Can a party wait to appeal a substantive order if a motion for attorneys’ fees is still pending? If you feel like you have heard this question before, you are correct. Six months ago, we blogged about a Supreme Court of North Carolina decision answering this question with a bright-line “No.” In North Carolina appellate courts, a pending motion for attorneys’ fees does not change the deadline for filing a notice of appeal.
This week, the United States Supreme Court provided a similar answer to a similar question in Ray Haluch Gravel Co. In 1988, the Court held in Budinich v. Becton Dickinson & Co. that a decision on the merits is a “final decision” that can be appealed even if the award or amount of attorneys’ fees for the litigation remains to be determined.
However, the appellant in Ray Haluch argued for the application of a different rule because its bid for fees was based on a contract, rather than a statute. In essence, the Ray Haluch appellant argued that a contractual attorneys’ fees provision creates a substantive claim that had to be resolved to create a final decision on the merits. This was a critical issue in Ray Haluch because while the appellant had filed its appeal within 30 days of the issuance of the final attorneys’ fee award, the appellant did not file its notice of appeal within 30 days of the district court’s order determining which other payments were due to the appellant under the contract.
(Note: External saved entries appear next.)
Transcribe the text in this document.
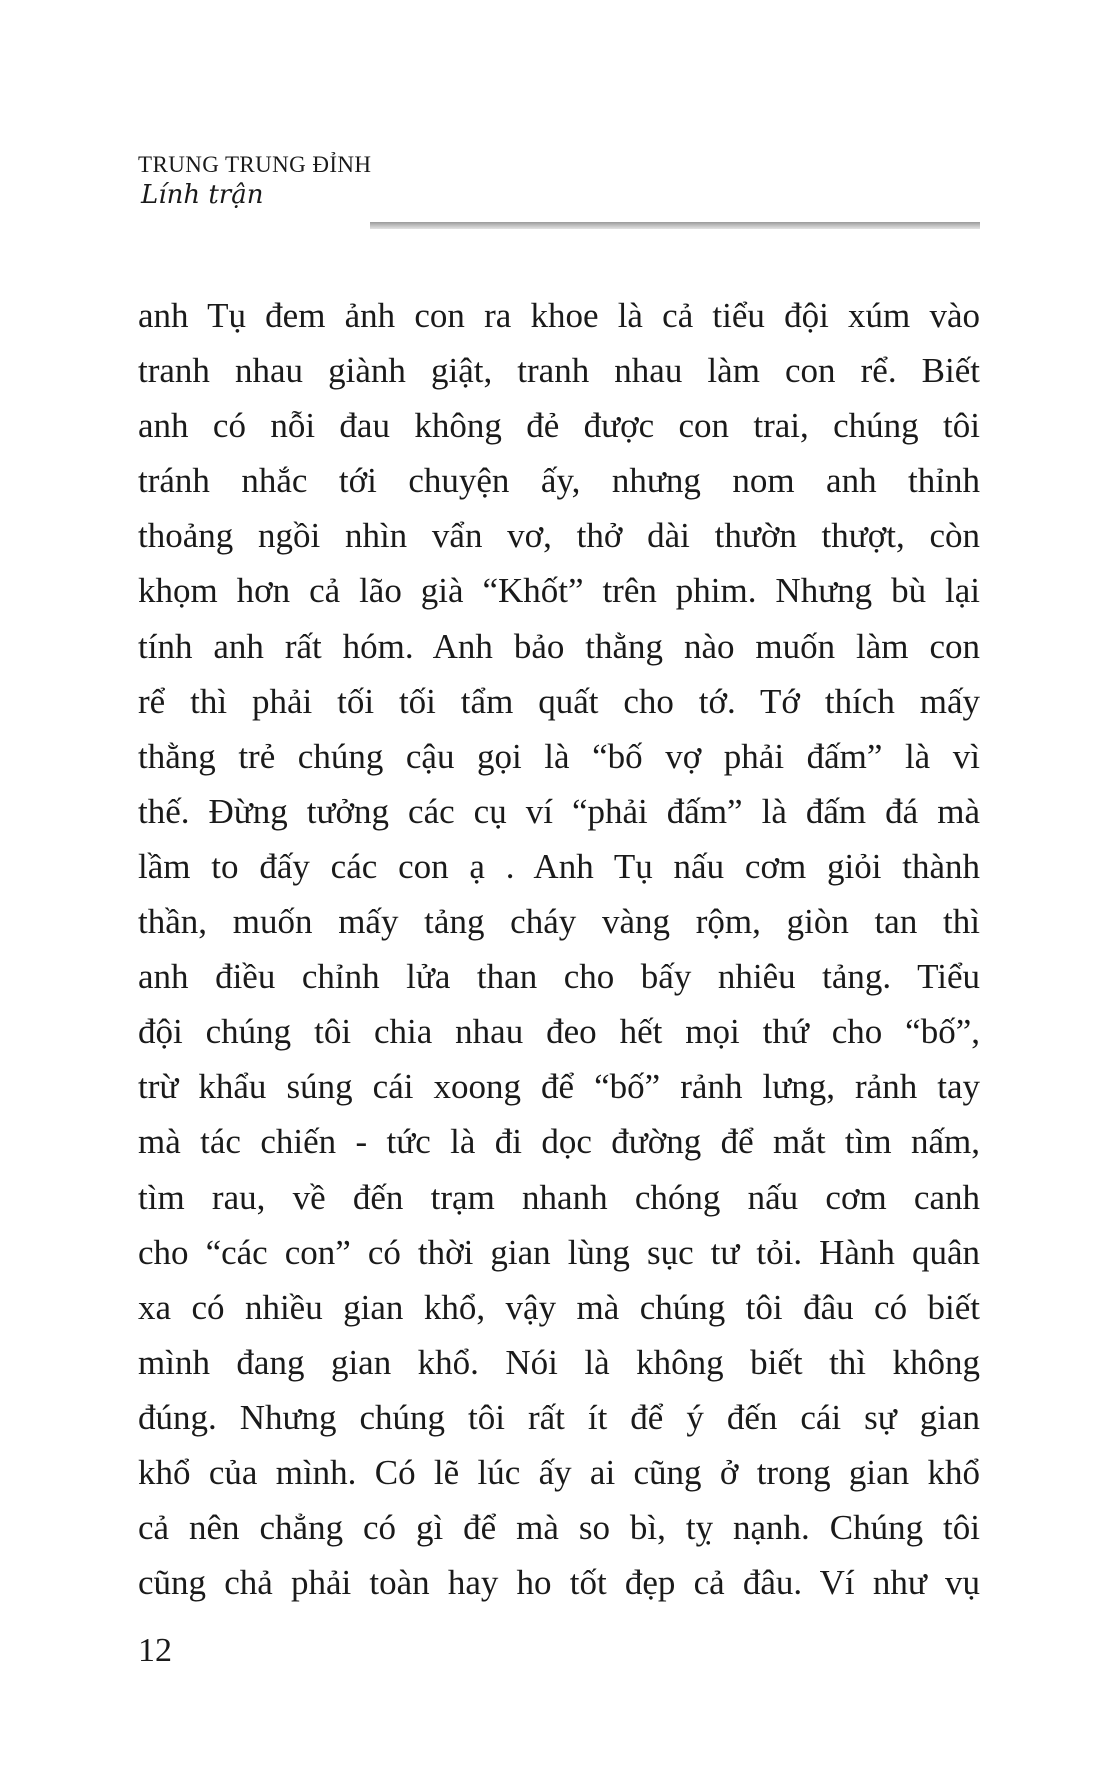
TRUNG TRUNG ĐỈNH
Lính trận
anh Tụ đem ảnh con ra khoe là cả tiểu đội xúm vào
tranh nhau giành giật, tranh nhau làm con rể. Biết
anh có nỗi đau không đẻ được con trai, chúng tôi
tránh nhắc tới chuyện ấy, nhưng nom anh thỉnh
thoảng ngồi nhìn vẩn vơ, thở dài thườn thượt, còn
khọm hơn cả lão già “Khốt” trên phim. Nhưng bù lại
tính anh rất hóm. Anh bảo thằng nào muốn làm con
rể thì phải tối tối tẩm quất cho tớ. Tớ thích mấy
thằng trẻ chúng cậu gọi là “bố vợ phải đấm” là vì
thế. Đừng tưởng các cụ ví “phải đấm” là đấm đá mà
lầm to đấy các con ạ . Anh Tụ nấu cơm giỏi thành
thần, muốn mấy tảng cháy vàng rộm, giòn tan thì
anh điều chỉnh lửa than cho bấy nhiêu tảng. Tiểu
đội chúng tôi chia nhau đeo hết mọi thứ cho “bố”,
trừ khẩu súng cái xoong để “bố” rảnh lưng, rảnh tay
mà tác chiến - tức là đi dọc đường để mắt tìm nấm,
tìm rau, về đến trạm nhanh chóng nấu cơm canh
cho “các con” có thời gian lùng sục tư tỏi. Hành quân
xa có nhiều gian khổ, vậy mà chúng tôi đâu có biết
mình đang gian khổ. Nói là không biết thì không
đúng. Nhưng chúng tôi rất ít để ý đến cái sự gian
khổ của mình. Có lẽ lúc ấy ai cũng ở trong gian khổ
cả nên chẳng có gì để mà so bì, tỵ nạnh. Chúng tôi
cũng chả phải toàn hay ho tốt đẹp cả đâu. Ví như vụ
12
Writing for a unanimous United States Supreme Court, Justice Kennedy held that “Whether the claim for attorneys’ fees is based on a statute, a contract or both, the pendency of a ruling on an award for fees and costs does not prevent, as a general rule, the merits judgment from becoming final for purposes of appeal.” Therefore, the appellants’ appeal of the merits judgment was untimely, and the First Circuit Court of Appeals lacked jurisdiction to hear the appellant’s challenge to the merits judgment.
With this decision, both North Carolina state and federal courts appear to have adopted a uniform rule on this issue: A decision on the merits constitutes a final decision that starts the 30-day deadline for filing an appeal—even if that decision defers a ruling on attorneys’ fees.